Let $\{x_n\}_{n\in\mathbb{N}}$ be a sequance of pairwise orthogonal vectors in a Hilbert space $H$. Show that the following are equavalent:
(a) $\sum_{n=0}^\infty x_n$ converges in the norm topology of $H$.
(b) $\sum_{n=0}^\infty \|x_n\|^2 < \infty$.
(c) $\sum_{n=0}^\infty \langle x_n, y \rangle$ converges for every $y\in H$.
I can prove that (a) implies (b), but none of the other implications.

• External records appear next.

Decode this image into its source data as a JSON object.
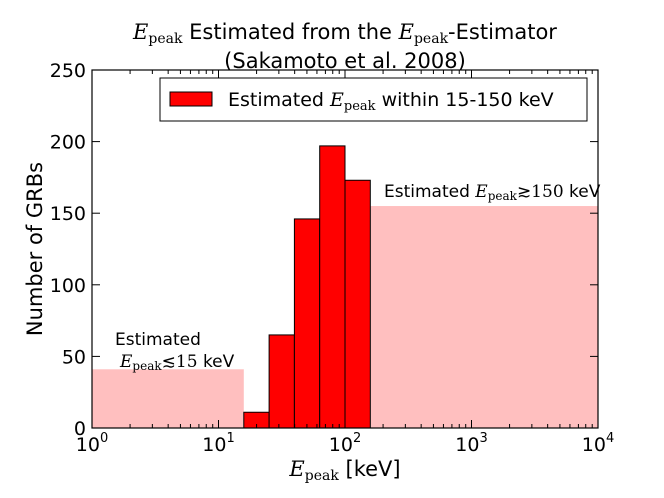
{
  "chart_data": {
    "type": "bar",
    "title_main": "Estimated from the",
    "title_var": "E",
    "title_sub": "peak",
    "title_suffix": "-Estimator",
    "subtitle": "(Sakamoto et al. 2008)",
    "xlabel_var": "E",
    "xlabel_sub": "peak",
    "xlabel_unit": "[keV]",
    "ylabel": "Number of GRBs",
    "xscale": "log",
    "xlim": [
      1,
      10000
    ],
    "ylim": [
      0,
      250
    ],
    "yticks": [
      0,
      50,
      100,
      150,
      200,
      250
    ],
    "xtick_base": "10",
    "xticks_exp": [
      "0",
      "1",
      "2",
      "3",
      "4"
    ],
    "legend": {
      "location": "upper-right",
      "label_prefix": "Estimated",
      "label_var": "E",
      "label_sub": "peak",
      "label_suffix": "within 15-150 keV",
      "color": "#ff0000"
    },
    "series": [
      {
        "name": "Estimated Epeak within 15-150 keV",
        "color": "#ff0000",
        "edge_color": "#000000",
        "bins": [
          {
            "x0": 15.85,
            "x1": 25.12,
            "value": 11
          },
          {
            "x0": 25.12,
            "x1": 39.81,
            "value": 65
          },
          {
            "x0": 39.81,
            "x1": 63.1,
            "value": 146
          },
          {
            "x0": 63.1,
            "x1": 100.0,
            "value": 197
          },
          {
            "x0": 100.0,
            "x1": 158.5,
            "value": 173
          }
        ]
      },
      {
        "name": "Estimated Epeak <~ 15 keV",
        "color": "#ffbfbf",
        "bins": [
          {
            "x0": 1,
            "x1": 15.85,
            "value": 41
          }
        ]
      },
      {
        "name": "Estimated Epeak >~ 150 keV",
        "color": "#ffbfbf",
        "bins": [
          {
            "x0": 158.5,
            "x1": 10000,
            "value": 155
          }
        ]
      }
    ],
    "annotations": {
      "low_line1": "Estimated",
      "low_var": "E",
      "low_sub": "peak",
      "low_rel": "≲15",
      "low_unit": "keV",
      "high_prefix": "Estimated",
      "high_var": "E",
      "high_sub": "peak",
      "high_rel": "≳150",
      "high_unit": "keV"
    }
  }
}
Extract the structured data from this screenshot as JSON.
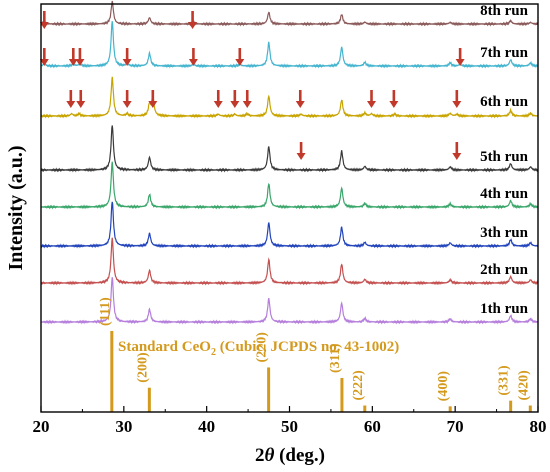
{
  "chart_data": {
    "type": "line",
    "xlabel_italic": "θ",
    "xlabel_prefix": "2",
    "xlabel_suffix": " (deg.)",
    "ylabel": "Intensity (a.u.)",
    "xlim": [
      20,
      80
    ],
    "xticks": [
      "20",
      "30",
      "40",
      "50",
      "60",
      "70",
      "80"
    ],
    "grid": false,
    "legend": "none",
    "peaks": [
      {
        "x": 28.6,
        "h": 1.0
      },
      {
        "x": 33.1,
        "h": 0.28
      },
      {
        "x": 47.5,
        "h": 0.52
      },
      {
        "x": 56.3,
        "h": 0.42
      },
      {
        "x": 59.1,
        "h": 0.08
      },
      {
        "x": 69.4,
        "h": 0.07
      },
      {
        "x": 76.7,
        "h": 0.14
      },
      {
        "x": 79.1,
        "h": 0.07
      }
    ],
    "series": [
      {
        "name": "1th run",
        "color": "#b57edc",
        "scale": 1.0,
        "impurity_peaks": []
      },
      {
        "name": "2th run",
        "color": "#c45050",
        "scale": 1.0,
        "impurity_peaks": []
      },
      {
        "name": "3th run",
        "color": "#2244bb",
        "scale": 1.0,
        "impurity_peaks": []
      },
      {
        "name": "4th run",
        "color": "#3aa66a",
        "scale": 1.0,
        "impurity_peaks": []
      },
      {
        "name": "5th run",
        "color": "#3a3a3a",
        "scale": 1.0,
        "impurity_peaks": []
      },
      {
        "name": "6th run",
        "color": "#c8a400",
        "scale": 0.85,
        "impurity_peaks": [
          {
            "x": 23.7,
            "h": 0.05
          },
          {
            "x": 24.6,
            "h": 0.05
          },
          {
            "x": 30.4,
            "h": 0.05
          },
          {
            "x": 33.5,
            "h": 0.42
          },
          {
            "x": 41.4,
            "h": 0.04
          },
          {
            "x": 43.4,
            "h": 0.04
          },
          {
            "x": 44.9,
            "h": 0.05
          },
          {
            "x": 51.4,
            "h": 0.04
          },
          {
            "x": 59.9,
            "h": 0.05
          },
          {
            "x": 62.7,
            "h": 0.04
          },
          {
            "x": 70.2,
            "h": 0.04
          }
        ]
      },
      {
        "name": "7th run",
        "color": "#45b5cf",
        "scale": 1.0,
        "impurity_peaks": [
          {
            "x": 20.4,
            "h": 0.05
          },
          {
            "x": 23.9,
            "h": 0.05
          },
          {
            "x": 24.7,
            "h": 0.05
          },
          {
            "x": 30.4,
            "h": 0.05
          },
          {
            "x": 38.4,
            "h": 0.04
          },
          {
            "x": 44.0,
            "h": 0.04
          },
          {
            "x": 70.6,
            "h": 0.04
          }
        ]
      },
      {
        "name": "8th run",
        "color": "#8b5a5a",
        "scale": 0.5,
        "impurity_peaks": [
          {
            "x": 20.4,
            "h": 0.05
          },
          {
            "x": 38.4,
            "h": 0.04
          }
        ]
      }
    ],
    "arrows": [
      {
        "run": "8th run",
        "x": [
          20.4,
          38.3
        ]
      },
      {
        "run": "7th run",
        "x": [
          20.4,
          23.9,
          24.7,
          30.4,
          38.4,
          44.0,
          70.6
        ]
      },
      {
        "run": "6th run",
        "x": [
          23.6,
          24.8,
          30.4,
          33.5,
          41.4,
          43.4,
          44.9,
          51.3,
          59.9,
          62.6,
          70.2
        ]
      },
      {
        "run": "5th run",
        "x": [
          51.4,
          70.2
        ]
      }
    ],
    "arrow_color": "#c0392b",
    "reference": {
      "label_main": "Standard CeO",
      "label_sub": "2",
      "label_rest": " (Cubic, JCPDS no. 43-1002)",
      "color": "#d49a1e",
      "lines": [
        {
          "hkl": "(111)",
          "x": 28.55,
          "rel": 1.0
        },
        {
          "hkl": "(200)",
          "x": 33.08,
          "rel": 0.3
        },
        {
          "hkl": "(220)",
          "x": 47.48,
          "rel": 0.55
        },
        {
          "hkl": "(311)",
          "x": 56.33,
          "rel": 0.42
        },
        {
          "hkl": "(222)",
          "x": 59.09,
          "rel": 0.08
        },
        {
          "hkl": "(400)",
          "x": 69.4,
          "rel": 0.07
        },
        {
          "hkl": "(331)",
          "x": 76.7,
          "rel": 0.14
        },
        {
          "hkl": "(420)",
          "x": 79.07,
          "rel": 0.08
        }
      ]
    }
  }
}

$(a)\iff (b)$: You can write $x_{n}=\alpha_{n}e_{n}$ where $\{ e_{n}\}_{n=1}^{\infty}$ is an orthonormal subset of $X$. Then $\sum_{n}x_{n}=\sum_{n}\alpha_{n}e_{n}$ converges iff $\sum_{n}|\alpha_{n}|^{2} = \sum_{n}\|x_{n}\|^{2} < \infty$.

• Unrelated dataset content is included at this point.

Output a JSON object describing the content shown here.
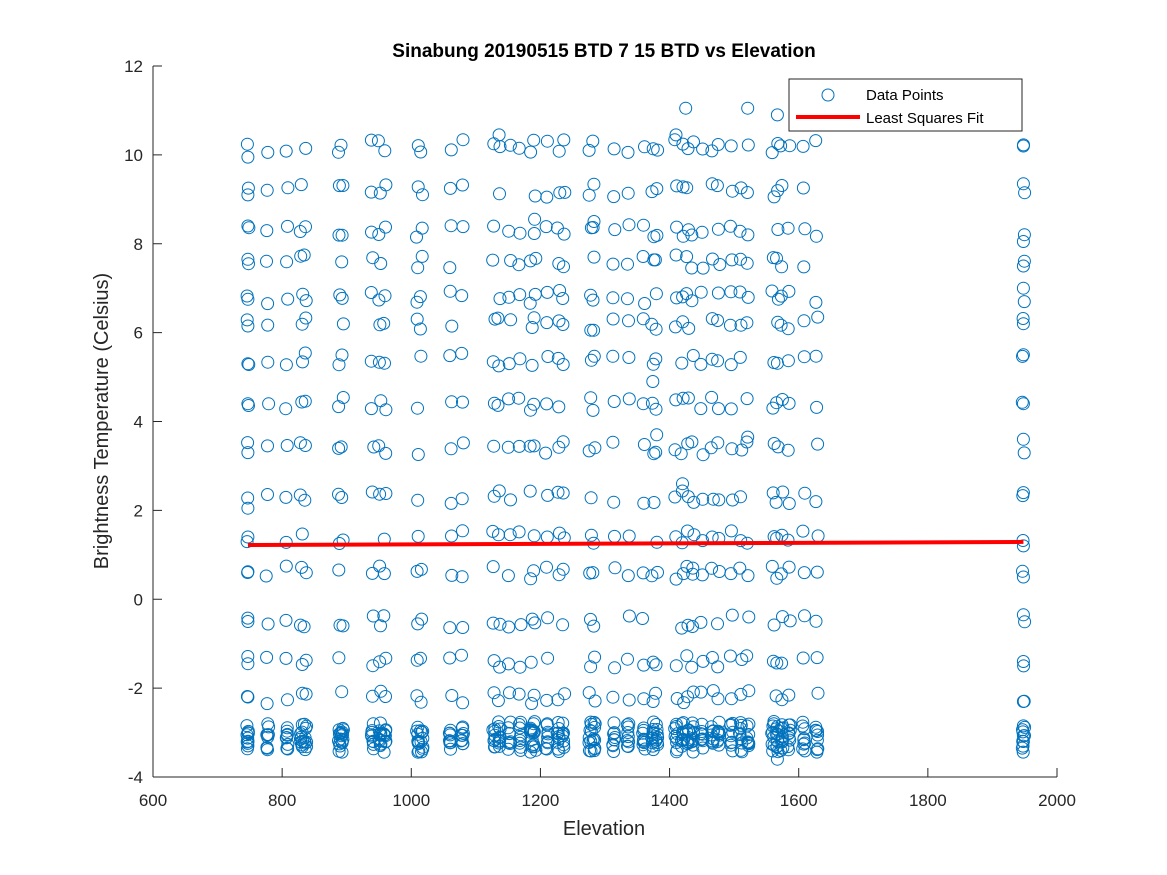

$(a)\implies (c)$: If $\sum_{n}x_{n}$ converges, then $(\sum_{n}x_{n},y)=\sum_{n}(x_{n},y)$ converges, regardless of $y$, by continuity of the inner-product with respect to norm convergence.

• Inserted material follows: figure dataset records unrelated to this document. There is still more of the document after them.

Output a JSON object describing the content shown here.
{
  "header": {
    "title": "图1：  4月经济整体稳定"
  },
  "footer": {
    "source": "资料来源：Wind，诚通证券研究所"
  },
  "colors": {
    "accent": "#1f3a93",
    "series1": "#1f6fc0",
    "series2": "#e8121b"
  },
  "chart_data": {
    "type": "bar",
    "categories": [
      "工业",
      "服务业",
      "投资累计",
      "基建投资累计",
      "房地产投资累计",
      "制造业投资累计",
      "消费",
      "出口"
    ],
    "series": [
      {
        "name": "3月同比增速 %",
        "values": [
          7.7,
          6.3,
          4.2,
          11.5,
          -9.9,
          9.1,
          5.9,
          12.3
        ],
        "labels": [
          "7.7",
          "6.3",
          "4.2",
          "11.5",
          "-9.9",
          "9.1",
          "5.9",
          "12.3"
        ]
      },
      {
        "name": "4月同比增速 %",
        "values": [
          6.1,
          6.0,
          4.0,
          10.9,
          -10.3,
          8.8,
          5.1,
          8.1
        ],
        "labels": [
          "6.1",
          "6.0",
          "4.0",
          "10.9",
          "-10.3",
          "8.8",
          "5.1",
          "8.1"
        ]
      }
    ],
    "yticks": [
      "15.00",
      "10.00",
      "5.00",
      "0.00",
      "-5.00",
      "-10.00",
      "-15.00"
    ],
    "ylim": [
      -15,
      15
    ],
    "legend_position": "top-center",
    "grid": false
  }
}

This part (c)$\implies$ (b) is the trickiest, and I had that wrong, as pointed out by Jonas Meyer. Following the comment of PhoemueX above, suppose $\sum_{n}(x_{n},y)$ converges for all $y$, and define linear functionals $F_{k}(y)=\sum_{n=1}^{k}(y,x_{n})$. Each $F_{k}$ is bounded and $\sup_{k}|F_{k}(y)| < \infty$ for all $y$. Therefore, $\|F_{k}\| \le M$ for some constant $M$ by the Uniform Boundedness Principle. In particular, for $k \ge l$, $$ \sum_{n=1}^{l}\|x_{n}\|^{2}=|F_{k}(\sum_{n=1}^{l}x_{n})| \le M\|\sum_{n=1}^{l}x_{n}\| = M\left(\sum_{n=1}^{k}\|x_{n}\|^{2}\right)^{1/2}, $$ which implies the following for all $l$: $$ \left(\sum_{n=1}^{l}\|x_{n}\|^{2}\right)^{1/2} \le M. $$ So $(c)\implies (b)$ per PhoemueX's suggestion.